7 Ways to Save Money on the GAPS Diet™

7 Ways to Save Money on the GAPS Diet | Body Wisdom Nutrition

7 Ways to Save Money on the GAPS Diet

One of the hesitations that many families have before beginning the GAPS Diet™ is how to pay for it without their food budget getting completely out of control.

If you’ve been buying organic, eating out, or preparing packaged foods, it won’t be too much more, or it may even be less. If you’ve been carefully budgeting for your family by including a lot of rice, potatoes, spaghetti, and dried beans purchased in bulk, there’s no way around it, GAPS will be more expensive than the way you’ve been eating.

If you need the results GAPS offers and you’re serious about bettering your health, it’s an investment in feeling better and living a freer life in the future.

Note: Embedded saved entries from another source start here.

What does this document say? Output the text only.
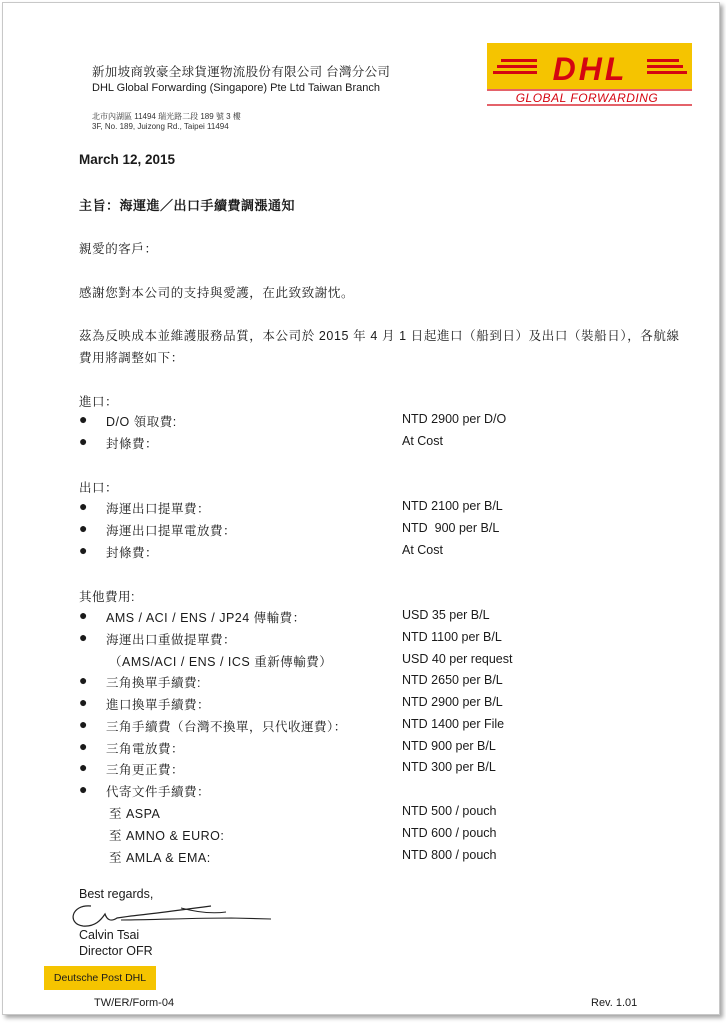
新加坡商敦豪全球貨運物流股份有限公司 台灣分公司
DHL Global Forwarding (Singapore) Pte Ltd Taiwan Branch
北市內湖區 11494 瑞光路二段 189 號 3 樓
3F, No. 189, Juizong Rd., Taipei 11494
DHL
GLOBAL FORWARDING
March 12, 2015
主旨：海運進／出口手續費調漲通知
親愛的客戶：
感謝您對本公司的支持與愛護，在此致致謝忱。
茲為反映成本並維護服務品質，本公司於 2015 年 4 月 1 日起進口（船到日）及出口（裝船日），各航線
費用將調整如下：
進口：
● D/O 領取費:	NTD 2900 per D/O
● 封條費：	At Cost
出口：
● 海運出口提單費：	NTD 2100 per B/L
● 海運出口提單電放費：	NTD  900 per B/L
● 封條費：	At Cost
其他費用:
● AMS / ACI / ENS / JP24 傳輸費：	USD 35 per B/L
● 海運出口重做提單費：	NTD 1100 per B/L
（AMS/ACI / ENS / ICS 重新傳輸費）	USD 40 per request
● 三角換單手續費:	NTD 2650 per B/L
● 進口換單手續費：	NTD 2900 per B/L
● 三角手續費（台灣不換單，只代收運費）：	NTD 1400 per File
● 三角電放費：	NTD 900 per B/L
● 三角更正費：	NTD 300 per B/L
● 代寄文件手續費：
至 ASPA	NTD 500 / pouch
至 AMNO & EURO:	NTD 600 / pouch
至 AMLA & EMA:	NTD 800 / pouch
Best regards,
Calvin Tsai
Director OFR
Deutsche Post DHL
TW/ER/Form-04	Rev. 1.01
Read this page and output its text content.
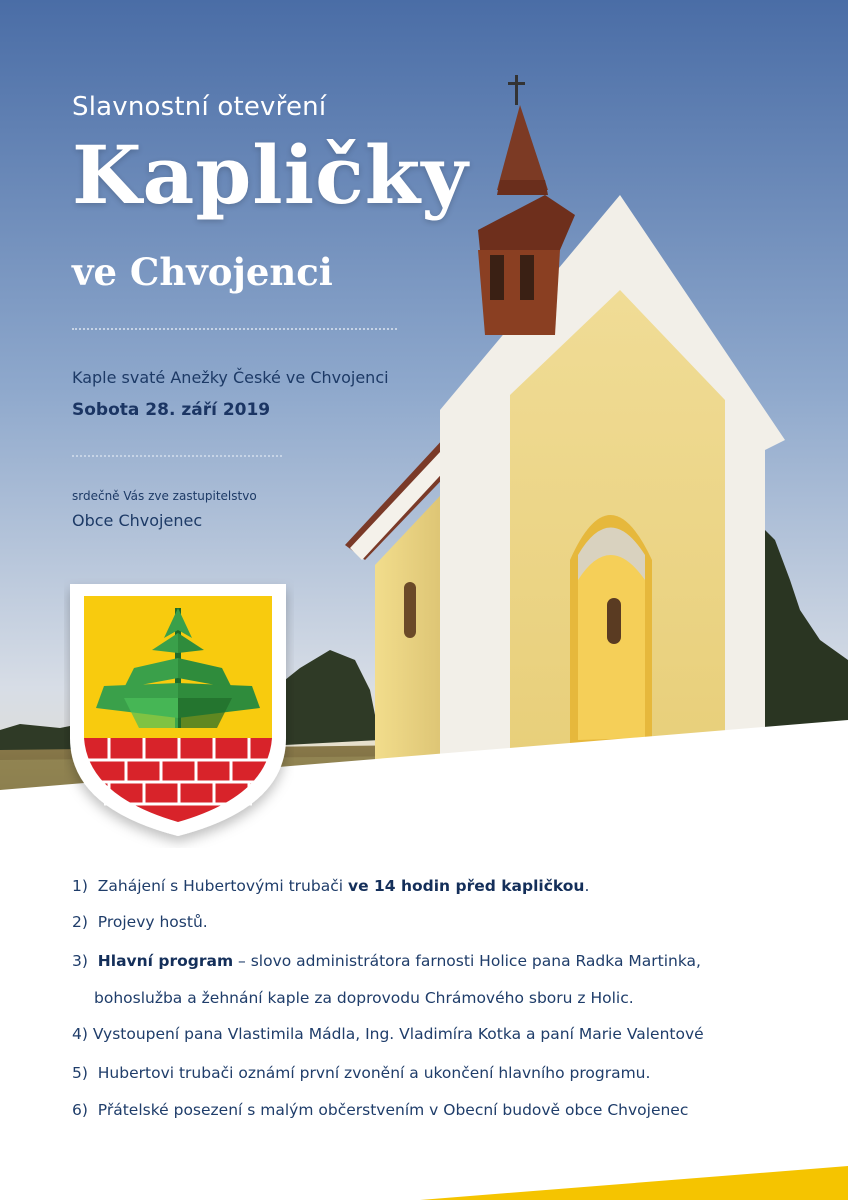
Slavnostní otevření
Kapličky
ve Chvojenci
Kaple svaté Anežky České ve Chvojenci
Sobota 28. září 2019
srdečně Vás zve zastupitelstvo
Obce Chvojenec
1) Zahájení s Hubertovými trubači ve 14 hodin před kapličkou.
2) Projevy hostů.
3) Hlavní program – slovo administrátora farnosti Holice pana Radka Martinka,
bohoslužba a žehnání kaple za doprovodu Chrámového sboru z Holic.
4) Vystoupení pana Vlastimila Mádla, Ing. Vladimíra Kotka a paní Marie Valentové
5) Hubertovi trubači oznámí první zvonění a ukončení hlavního programu.
6) Přátelské posezení s malým občerstvením v Obecní budově obce Chvojenec
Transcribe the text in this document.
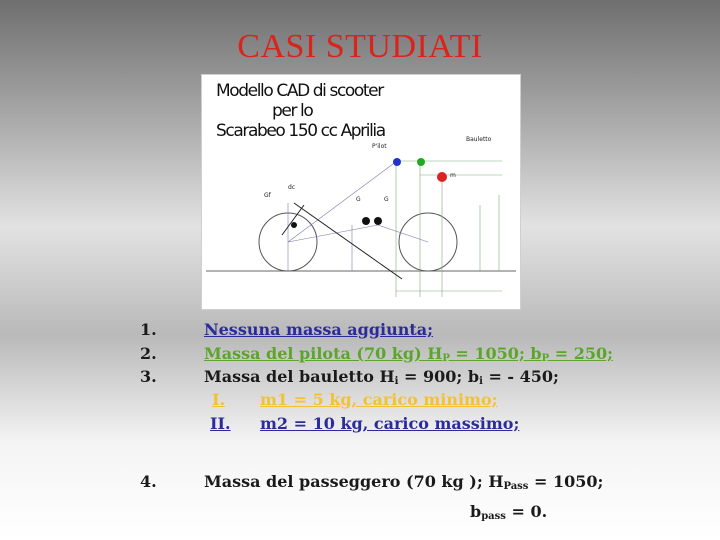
CASI STUDIATI
P'ilot
Bauletto
m
Gf
dc
G	G
Modello CAD di scooter

per lo
Scarabeo 150 cc Aprilia
1.	Nessuna massa aggiunta;
2.	Massa del pilota (70 kg) $H_P = 1050$; $b_P = 250$;
3.	Massa del bauletto $H_i = 900$; $b_i$ = - 450;
I. m1 = 5 kg, carico minimo;
II. m2 = 10 kg, carico massimo;
4.	Massa del passeggero (70 kg ); $H_{Pass} = 1050$;
$b_{pass} = 0$.
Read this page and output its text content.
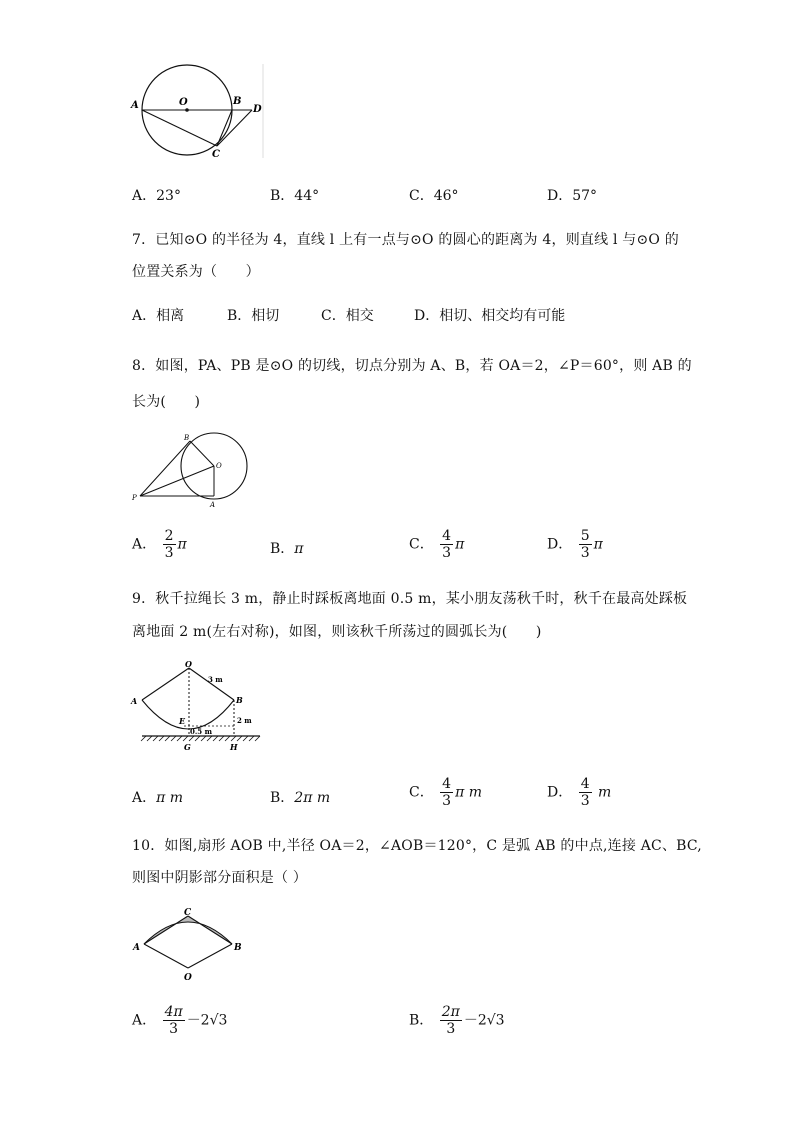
A	O	B
D
C
A．23°	B．44°	C．46°	D．57°
7．已知⊙O 的半径为 4，直线 l 上有一点与⊙O 的圆心的距离为 4，则直线 l 与⊙O 的
位置关系为（　　）
A．相离	B．相切	C．相交	D．相切、相交均有可能
8．如图，PA、PB 是⊙O 的切线，切点分别为 A、B，若 OA＝2，∠P＝60°，则 AB 的
长为(　　)
B
O
P
A
A． $\frac{2}{3}$ π	B．π	C． $\frac{4}{3}$ π	D． $\frac{5}{3}$ π
9．秋千拉绳长 3 m，静止时踩板离地面 0.5 m，某小朋友荡秋千时，秋千在最高处踩板
离地面 2 m(左右对称)，如图，则该秋千所荡过的圆弧长为(　　)
O
3 m
A	B
2 m
E
0.5 m
G	H
A．π m	B．2π m	C． $\frac{4}{3}$ π m	D． $\frac{4}{3}$ m
10．如图,扇形 AOB 中,半径 OA＝2，∠AOB＝120°，C 是弧 AB 的中点,连接 AC、BC,
则图中阴影部分面积是（ ）
C
A	B
O
A． $\frac{4\pi}{3} -2√3$	B． $\frac{2\pi}{3} -2√3$
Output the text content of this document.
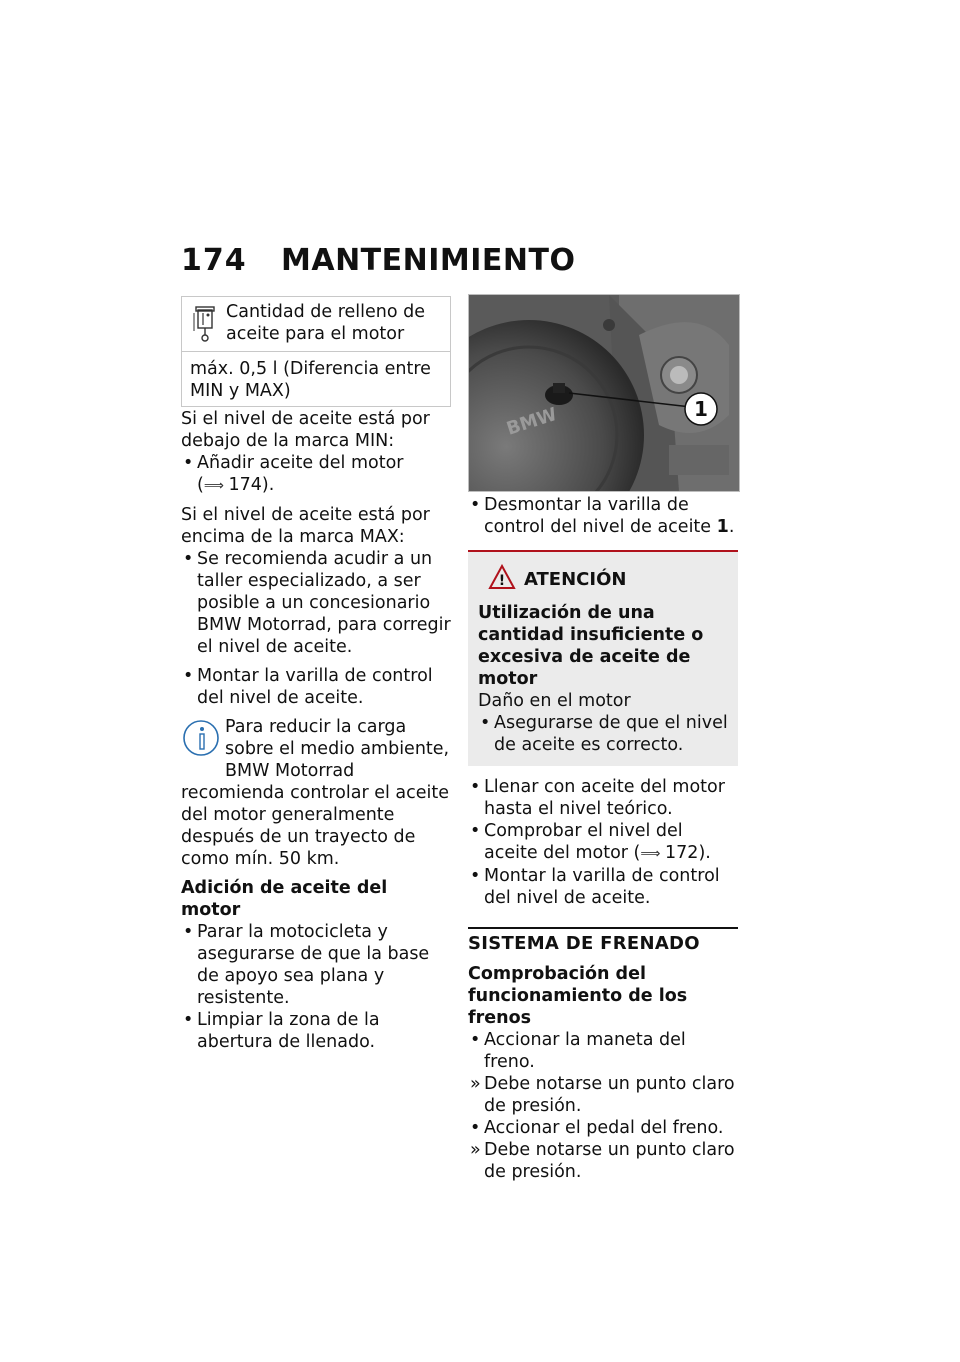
174	MANTENIMIENTO
Cantidad de relleno de aceite para el motor
máx. 0,5 l (Diferencia entre MIN y MAX)

Si el nivel de aceite está por debajo de la marca MIN:

• Añadir aceite del motor
(⟹ 174).

Si el nivel de aceite está por encima de la marca MAX:

• Se recomienda acudir a un taller especializado, a ser posible a un concesionario BMW Motorrad, para corregir el nivel de aceite.
• Montar la varilla de control del nivel de aceite.
Para reducir la carga sobre el medio ambiente, BMW Motorrad recomienda controlar el aceite del motor generalmente después de un trayecto de como mín. 50 km.
Adición de aceite del motor
• Parar la motocicleta y asegurarse de que la base de apoyo sea plana y resistente.
• Limpiar la zona de la abertura de llenado.
1
BMW
• Desmontar la varilla de control del nivel de aceite 1.
! ATENCIÓN
Utilización de una cantidad insuficiente o excesiva de aceite de motor
Daño en el motor
• Asegurarse de que el nivel de aceite es correcto.
• Llenar con aceite del motor hasta el nivel teórico.
• Comprobar el nivel del aceite del motor (⟹ 172).
• Montar la varilla de control del nivel de aceite.
SISTEMA DE FRENADO
Comprobación del funcionamiento de los frenos
• Accionar la maneta del freno.
» Debe notarse un punto claro de presión.
• Accionar el pedal del freno.
» Debe notarse un punto claro de presión.
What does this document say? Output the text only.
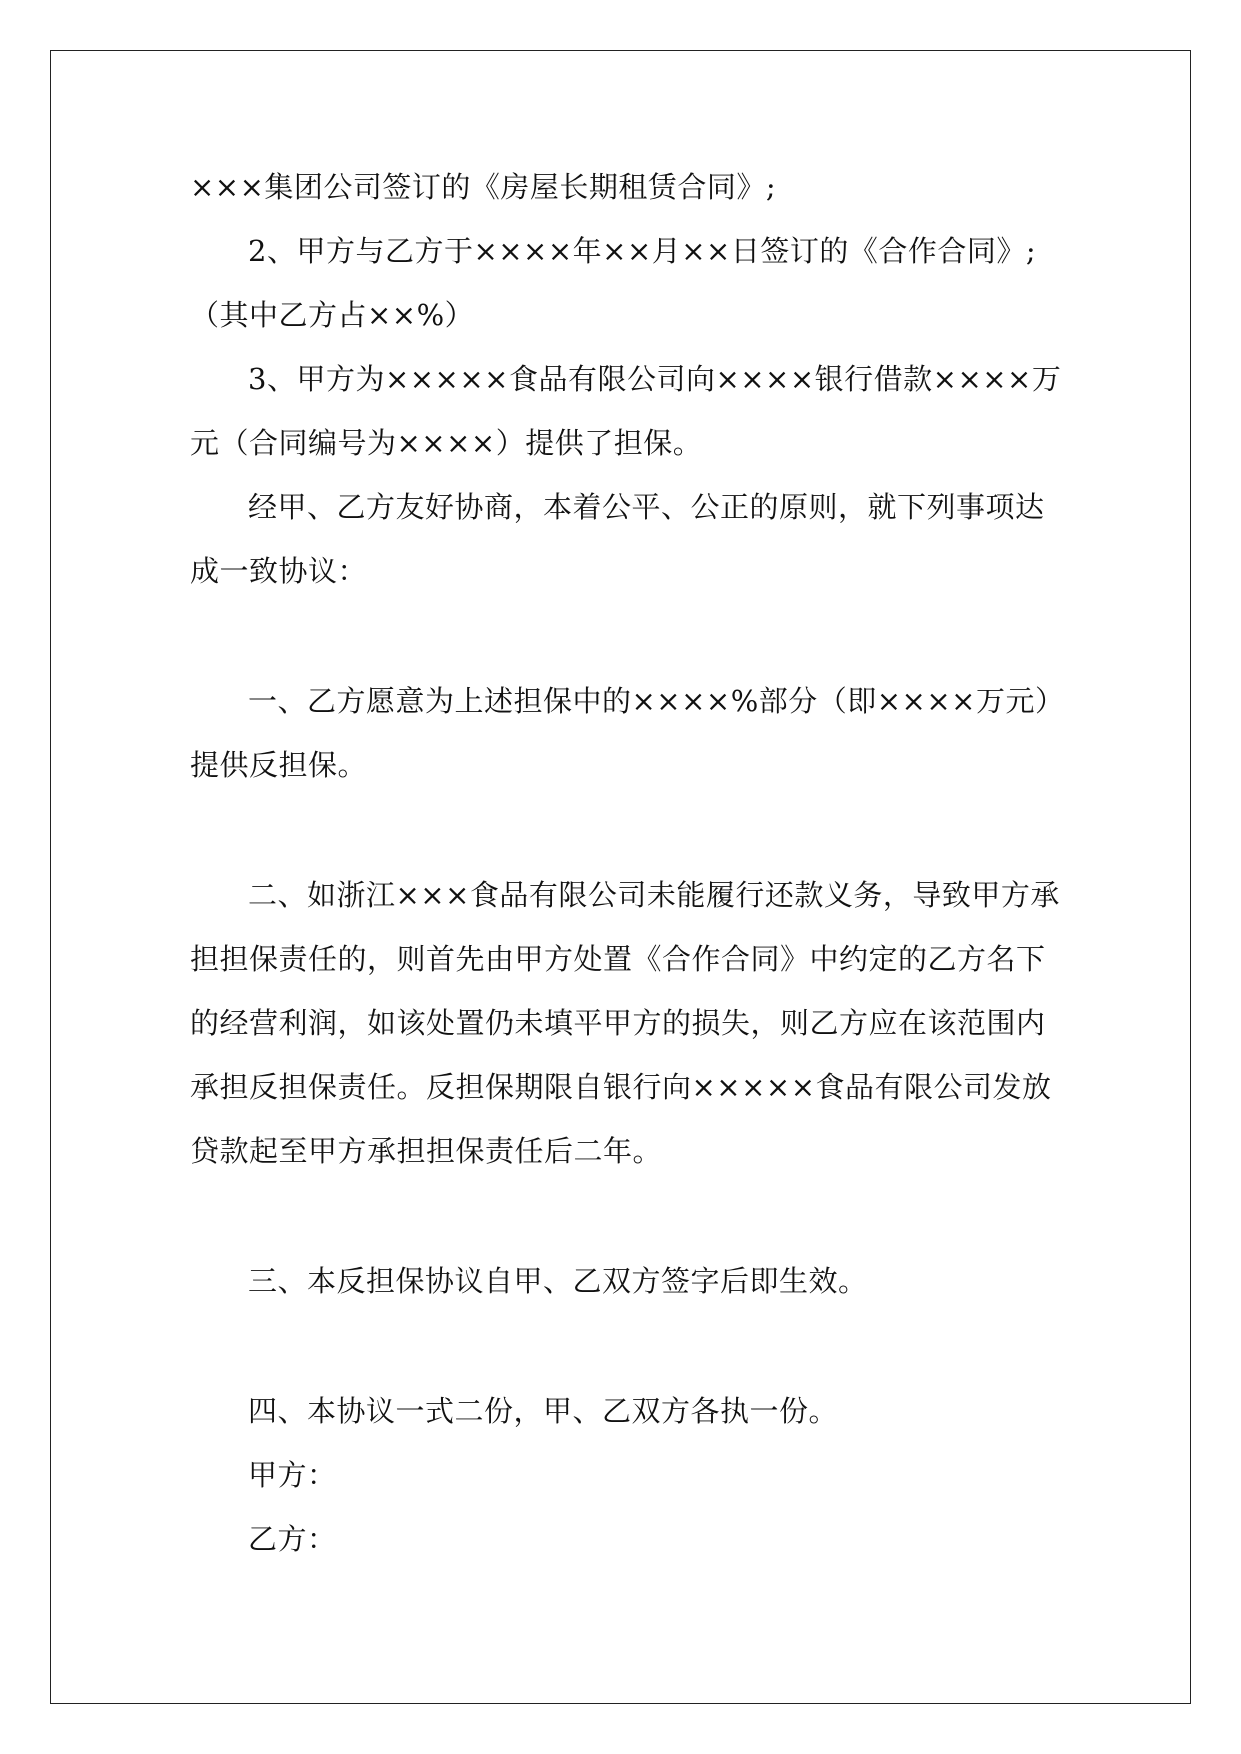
×××集团公司签订的《房屋长期租赁合同》;

2、甲方与乙方于××××年××月××日签订的《合作合同》;（其中乙方占××%）

3、甲方为×××××食品有限公司向××××银行借款××××万元（合同编号为××××）提供了担保。

经甲、乙方友好协商，本着公平、公正的原则，就下列事项达成一致协议：

一、乙方愿意为上述担保中的××××%部分（即××××万元）提供反担保。

二、如浙江×××食品有限公司未能履行还款义务，导致甲方承担担保责任的，则首先由甲方处置《合作合同》中约定的乙方名下的经营利润，如该处置仍未填平甲方的损失，则乙方应在该范围内承担反担保责任。反担保期限自银行向×××××食品有限公司发放贷款起至甲方承担担保责任后二年。

三、本反担保协议自甲、乙双方签字后即生效。

四、本协议一式二份，甲、乙双方各执一份。

甲方：

乙方：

Whatever your budget, here are 7 ways to save money on the GAPS Diet:

  1. Make all your own fermented foods. Many of us are so lucky to live in areas where we can buy fermented foods like sauerkraut or the White Mountain brand yogurt. Making your own fermented foods doesn’t take a lot of effort and the cost savings are great. A quart of sauerkraut that I can buy locally costs about $12, but you can buy a head of cabbage for $3-4 and make 2 quarts of your own kraut. Beet kvass is even more economical, and there are tons of fermented veggie recipes on the Internet for when you get bored with what you’ve been making.
  2. Purchase meat directly from a rancher. Buying a whole, or portion of an, animal takes a little advance planning because you’ll need to have an extra freezer to store a greater quantity of meat. It also requires coming up with a larger chunk of cash at once. When you can manage those two things, you can find a good deal on any kind of meat. The best part about this is that you’ll get all sorts of cuts. You may pay $6-9 a pound for beef, but you’ll get steaks, roasts, etc., as well as ground meat. Poultry isn’t necessarily cheaper by the pound when you purchase a whole bird, but you get all the bones so you can make more meals and broth out of one chicken.
  3. Eat more organ meats. Organ meats are some of the most nutrient dense and economical foods you’ll ever find. They’re usually cheaper per pound, or sometimes even free. If you’re able to get a meat share, always ask if you can get extra organ meats because many people won’t want them. The simplest way to incorporate organ meats is to grind them up into the rest of your ground meats. If you use about 10% organs to 90% ground meat you won’t even taste the difference.
  4. Shop farmers markets at the end of the day. You won’t find the best selection, but if shop during the last hour of the farmers market, you’ll be able to find deals on both meats and produce. Nobody wants to truck home food they brought to sell that day. If you’re interested in purchasing in bulk, don’t be shy about making an offer or negotiating with the farmer. Buying what’s in season is also a great way to save money because food costs less when there’s a bounty of it.
  5. Volunteer at a farmer’s market or food co-op. There are often many opportunities and it’s a great way to get to know farmers, find out about good deals, and get a discount. I’m lucky to volunteer at a local food co-op and it saves us a significant amount on produce and other foods.
  6. Look for bulk discounts on supplements. Green Pasture gives a discount on orders of six or more of their fermented cod liver oil products. Other supplement companies offer discounts or free shipping if you’re part of a frequent buyer club. If you purchase things like herbs, salts, or kelp powder from a place like Mountain Rose Herbs, there are often discounted prices for larger quantities. Even just putting in an order with a few local friends can save on shipping.
  7. Focus on eating a lot of fat. Fat is satiating and nutrient dense. It’s also a co-factor in mineral absorption. You’ll find that as you increase the fat in your meals your overall portions of foods will shrink.

The GAPS Diet is never going to be the cheapest way to eat, but I consider it an investment in healing and feeling great both now and in the future. Most of us have expenses that we can juggle in order to add more to our food budget. It’s just about prioritizing what’s most important right now. When you’re making wholesome foods at home you’ll be satisfied and feel better, and you won’t have those little expenditures for things like chips, candy bars, and other junk that many of us buy as nearly unconscious purchases.